A Notation and Terminology

Throughout the book we will follow notation and terminology similar to Peters, Janzik, and Schölkopf (2017). It deviates from Pearl (2009) primarily in the notation for intervention distributions. Where Pearl (2009) writes \(P(Y|do(X = x))\), we will use \(P^{\Gamma;do(X:=x)}(Y)\) instead: it avoids confusion with the notation for conditional distributions and it emphasizes that an intervention is an assignment (“\(:=\)”) rather than an equality (“\(=\)”). Otherwise we follow conventional statistical notation.

symbol represents
\(X, Y, U\) (random) variable
\(x\) value of \(X\)
\(X =x\) \(X\) has value \(x\)
\(X:=x\) assignment of value \(x\) to variable \(X\)
\(i\) sample index, observation
\(\Gamma\) causal graph
\(\Gamma;do(X:=x)\) intervention on graph \(\Gamma\) by assigning value \(x\) to \(X\)
\(P(Y)\) probability distribution of \(Y\)
\(P(Y|X = x)\) probability distribution of \(Y\) given \(X = x\)
\(P(Y|X)\) set of probability distributions \(P(Y|X = x) \forall x\)
\(P^{\Gamma;do(X:=x)}(Y)\) probability distributions of \(Y\) after intervention on graph \(\Gamma\)
\(E(Y), \mu_Y\) expected value of \(Y\)
\(Var(Y), \sigma_Y^2\) variance of \(Y\)
\(\hat{\beta}\) estimate of parameter \(\beta\)
\(X -> Y\) causal link from \(X\) to \(Y\)

A.1 Terminology Confusion

Causality has been studied for decades using only statistical notation and terminology. As the main text shows, this cannot be achieved. Trying to do so leads to imprecision, paradoxes, and outright confusion. Hence, it is important to always bear in mind that “causal and statistical concepts do not mix.” (Pearl 2009, 332) The same author even goes so far as to proclaim:

If I am remembered for no other contribution except for insisting on the causal-statistical distinction, I would consider my scientific work worthwhile.
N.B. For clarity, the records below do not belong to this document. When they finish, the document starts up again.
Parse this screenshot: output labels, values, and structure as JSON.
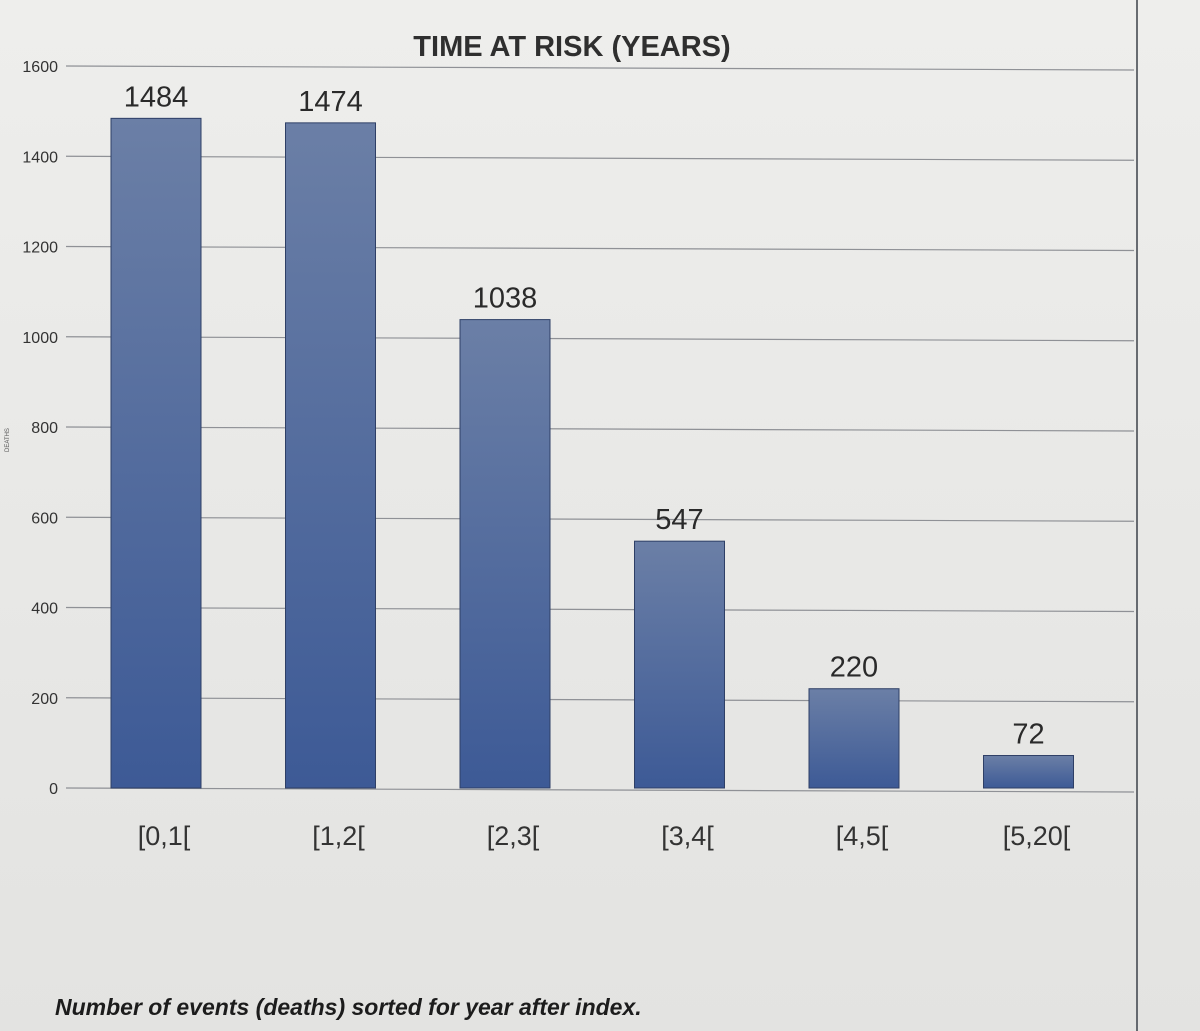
{
  "chart_data": {
    "type": "bar",
    "title": "TIME AT RISK (YEARS)",
    "ylabel": "DEATHS",
    "xlabel": "",
    "categories": [
      "[0,1[",
      "[1,2[",
      "[2,3[",
      "[3,4[",
      "[4,5[",
      "[5,20["
    ],
    "values": [
      1484,
      1474,
      1038,
      547,
      220,
      72
    ],
    "data_labels": [
      "1484",
      "1474",
      "1038",
      "547",
      "220",
      "72"
    ],
    "ylim": [
      0,
      1600
    ],
    "yticks": [
      0,
      200,
      400,
      600,
      800,
      1000,
      1200,
      1400,
      1600
    ],
    "ytick_labels": [
      "0",
      "200",
      "400",
      "600",
      "800",
      "1000",
      "1200",
      "1400",
      "1600"
    ],
    "grid": true,
    "legend": "none",
    "bar_color_top": "#6b7fa6",
    "bar_color_bottom": "#3d5a96",
    "grid_color": "#8f9196"
  },
  "caption": "Number of events (deaths) sorted for year after index."
}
He demonstrates this (on page 40) by acknolidging that statistical notation is not rich enough to discriminate between the causal relation between disease and symptoms

\[ P(symptoms | disease) \]

and non-causal relationship

\[ P(disease | symptoms) \]

If you already have some background on this topic, you might have heard many causal terms to be used in statistics text without the proper context. The following list will provide some guidance

Causal terminology: confounder, randomization, instrumental variable, experimental vs observational data, exogeneous vs endogeneous variables, structural equations, spurious correlation, explanation

statisical concepts: correlation, independence, regression (parameter), significance, variance, distribution, Granger causality, likelihood, propensity scores

[B]ehind every causal conclusion there must lie some causal assumption that is not discernible from the distribution function. (Pearl 2009, 332)
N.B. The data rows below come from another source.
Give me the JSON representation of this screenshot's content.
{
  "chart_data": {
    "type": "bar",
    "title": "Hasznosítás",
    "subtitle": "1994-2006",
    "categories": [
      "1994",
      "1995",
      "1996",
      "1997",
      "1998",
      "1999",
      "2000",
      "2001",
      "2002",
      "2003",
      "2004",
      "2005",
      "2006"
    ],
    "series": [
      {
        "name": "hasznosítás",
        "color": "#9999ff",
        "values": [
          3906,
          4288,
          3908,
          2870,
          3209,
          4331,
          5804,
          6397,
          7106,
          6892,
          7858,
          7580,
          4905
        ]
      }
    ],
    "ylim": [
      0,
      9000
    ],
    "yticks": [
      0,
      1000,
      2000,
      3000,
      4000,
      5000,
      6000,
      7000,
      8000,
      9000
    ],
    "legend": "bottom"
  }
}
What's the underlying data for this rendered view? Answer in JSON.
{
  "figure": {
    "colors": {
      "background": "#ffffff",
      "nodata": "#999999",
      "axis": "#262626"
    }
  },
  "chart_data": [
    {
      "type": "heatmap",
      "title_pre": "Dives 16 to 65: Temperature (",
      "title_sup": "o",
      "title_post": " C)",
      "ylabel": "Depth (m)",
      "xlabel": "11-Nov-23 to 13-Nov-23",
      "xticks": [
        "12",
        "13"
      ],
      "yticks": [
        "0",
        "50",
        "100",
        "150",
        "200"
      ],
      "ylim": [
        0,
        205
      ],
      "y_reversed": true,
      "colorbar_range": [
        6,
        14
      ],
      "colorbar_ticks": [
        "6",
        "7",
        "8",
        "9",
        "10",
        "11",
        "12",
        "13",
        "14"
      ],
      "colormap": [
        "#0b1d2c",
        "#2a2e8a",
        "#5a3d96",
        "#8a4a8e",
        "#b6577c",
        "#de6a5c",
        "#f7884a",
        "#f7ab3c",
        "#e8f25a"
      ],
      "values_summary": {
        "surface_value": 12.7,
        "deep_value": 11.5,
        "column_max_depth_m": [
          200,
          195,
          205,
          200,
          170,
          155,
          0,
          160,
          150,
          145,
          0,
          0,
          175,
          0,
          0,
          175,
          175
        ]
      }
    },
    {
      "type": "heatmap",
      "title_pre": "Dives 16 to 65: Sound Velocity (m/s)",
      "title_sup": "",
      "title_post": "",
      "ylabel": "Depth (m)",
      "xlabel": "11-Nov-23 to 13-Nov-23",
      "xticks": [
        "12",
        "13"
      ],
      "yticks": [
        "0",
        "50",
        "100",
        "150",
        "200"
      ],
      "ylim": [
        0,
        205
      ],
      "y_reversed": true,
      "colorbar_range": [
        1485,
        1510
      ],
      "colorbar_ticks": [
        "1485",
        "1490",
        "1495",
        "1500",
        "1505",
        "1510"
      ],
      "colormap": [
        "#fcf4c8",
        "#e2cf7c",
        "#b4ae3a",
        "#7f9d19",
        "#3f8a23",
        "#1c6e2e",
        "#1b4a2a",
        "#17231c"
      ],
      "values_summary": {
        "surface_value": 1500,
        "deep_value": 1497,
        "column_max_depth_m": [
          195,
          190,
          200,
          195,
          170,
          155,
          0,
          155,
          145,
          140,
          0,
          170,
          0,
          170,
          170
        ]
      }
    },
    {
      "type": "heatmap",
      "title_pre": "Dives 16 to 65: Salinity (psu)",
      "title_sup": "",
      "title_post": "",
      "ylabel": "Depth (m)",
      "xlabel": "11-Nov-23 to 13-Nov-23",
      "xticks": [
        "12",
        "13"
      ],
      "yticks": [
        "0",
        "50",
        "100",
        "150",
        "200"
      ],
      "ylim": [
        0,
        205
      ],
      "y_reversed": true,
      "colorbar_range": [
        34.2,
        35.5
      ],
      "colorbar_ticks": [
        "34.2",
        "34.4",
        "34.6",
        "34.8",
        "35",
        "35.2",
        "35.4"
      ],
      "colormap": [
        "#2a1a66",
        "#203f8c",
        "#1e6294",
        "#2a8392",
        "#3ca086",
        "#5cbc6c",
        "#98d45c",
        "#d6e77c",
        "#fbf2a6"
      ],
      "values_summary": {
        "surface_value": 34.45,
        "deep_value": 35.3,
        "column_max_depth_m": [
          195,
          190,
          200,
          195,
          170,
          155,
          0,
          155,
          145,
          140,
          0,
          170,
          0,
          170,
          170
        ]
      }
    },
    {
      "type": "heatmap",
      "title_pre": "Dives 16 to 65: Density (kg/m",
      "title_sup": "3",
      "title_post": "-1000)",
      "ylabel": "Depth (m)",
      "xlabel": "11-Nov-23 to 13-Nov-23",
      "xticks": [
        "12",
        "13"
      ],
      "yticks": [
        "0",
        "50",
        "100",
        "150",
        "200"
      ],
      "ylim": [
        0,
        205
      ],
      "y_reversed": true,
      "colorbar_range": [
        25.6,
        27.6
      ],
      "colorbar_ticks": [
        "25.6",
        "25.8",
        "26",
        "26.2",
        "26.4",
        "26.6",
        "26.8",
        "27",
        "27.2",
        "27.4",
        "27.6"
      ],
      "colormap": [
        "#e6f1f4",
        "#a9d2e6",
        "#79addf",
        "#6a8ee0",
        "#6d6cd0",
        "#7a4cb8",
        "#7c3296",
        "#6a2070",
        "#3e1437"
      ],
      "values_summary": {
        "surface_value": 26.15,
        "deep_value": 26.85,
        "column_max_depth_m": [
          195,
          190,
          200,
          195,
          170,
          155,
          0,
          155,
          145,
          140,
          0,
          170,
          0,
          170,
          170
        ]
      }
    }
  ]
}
And then there’s “spurious correlation”.

In statistics, a spurious relationship or spurious correlation is a mathematical relationship in which two or more events or variables are associated but not causally related, due to either coincidence or the presence of a certain third, unseen factor (referred to as a “common response variable”, “confounding factor”, or “lurking variable”) [https://en.wikipedia.org/wiki/Spurious_relationship]

It is probably the worst of all of these. First, it obviously mixes statistical and causal concepts. Saying that a correlation is “spurious” because there is no causal relation is just weird. A spurious correlation should be an observation where the correlation in a sample is non-zero, although it is in the entire population. Second, “correlation” suggests that it’s just not the right statistical measure to convey the causal relationship - and that a conditional expectation or a regression coefficient might. They don’t.

References

Pearl, Judea. 2009. Causality. 2nd ed. Cambridge University Press.

Peters, Jonas, Dominik Janzik, and Bernhard Schölkopf. 2017. Elements of Causal Inference: Foundations and Learning Algorithms. MIT Press.